Pouvez-vous nous parler de l'Institut universitaire du rachis du CHU de Caen dont vous êtes la principale instigatrice ?

Cet institut a pour objectif de permettre à tous les spécialistes des pathologies du rachis [nom scientifique de la colonne vertébrale] d'unir leurs compétences afin d'offrir aux patients une gamme complète de soins, de la pathologie la plus simple aux cas les plus complexes.

Chaque mois, un staff de neurochirurgiens, rhumatologues, kinésithérapeutes de soins de suite et de réadaptation, médecins du centre d'évaluation et de traitement de la douleur, chirurgiens pédiatriques... étudient ainsi les dossiers les plus complexes pour aboutir à une prise en charge thérapeutique optimale et efficace.

Quel regard portez-vous sur votre parcours ?

J'en suis très fière car je sais d'où je viens.
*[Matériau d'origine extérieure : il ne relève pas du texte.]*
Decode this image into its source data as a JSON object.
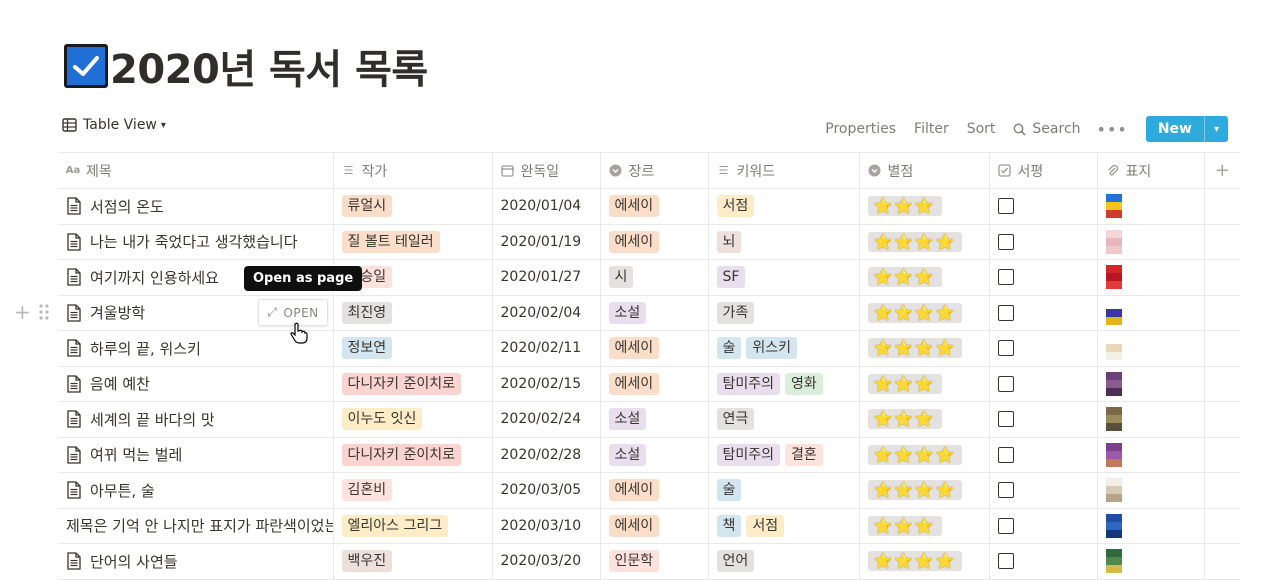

Le chemin a été très long et semé d'embûches. J'ai vaincu mes appréhensions durant ces années, je me suis sans cesse dépassée et j'ai payé très cher pour en arriver là, mais quelle récompense ! J'exerce un métier passionnant que j'aime profondément et que je rêvais de faire.

Je fais 350 interventions chirurgicales par an. Mariée et maman de deux enfants, j'arrive à concilier vie professionnelle et vie privée, malgré toutes les contraintes de cette profession que j'exerce depuis plus de vingt-cinq ans.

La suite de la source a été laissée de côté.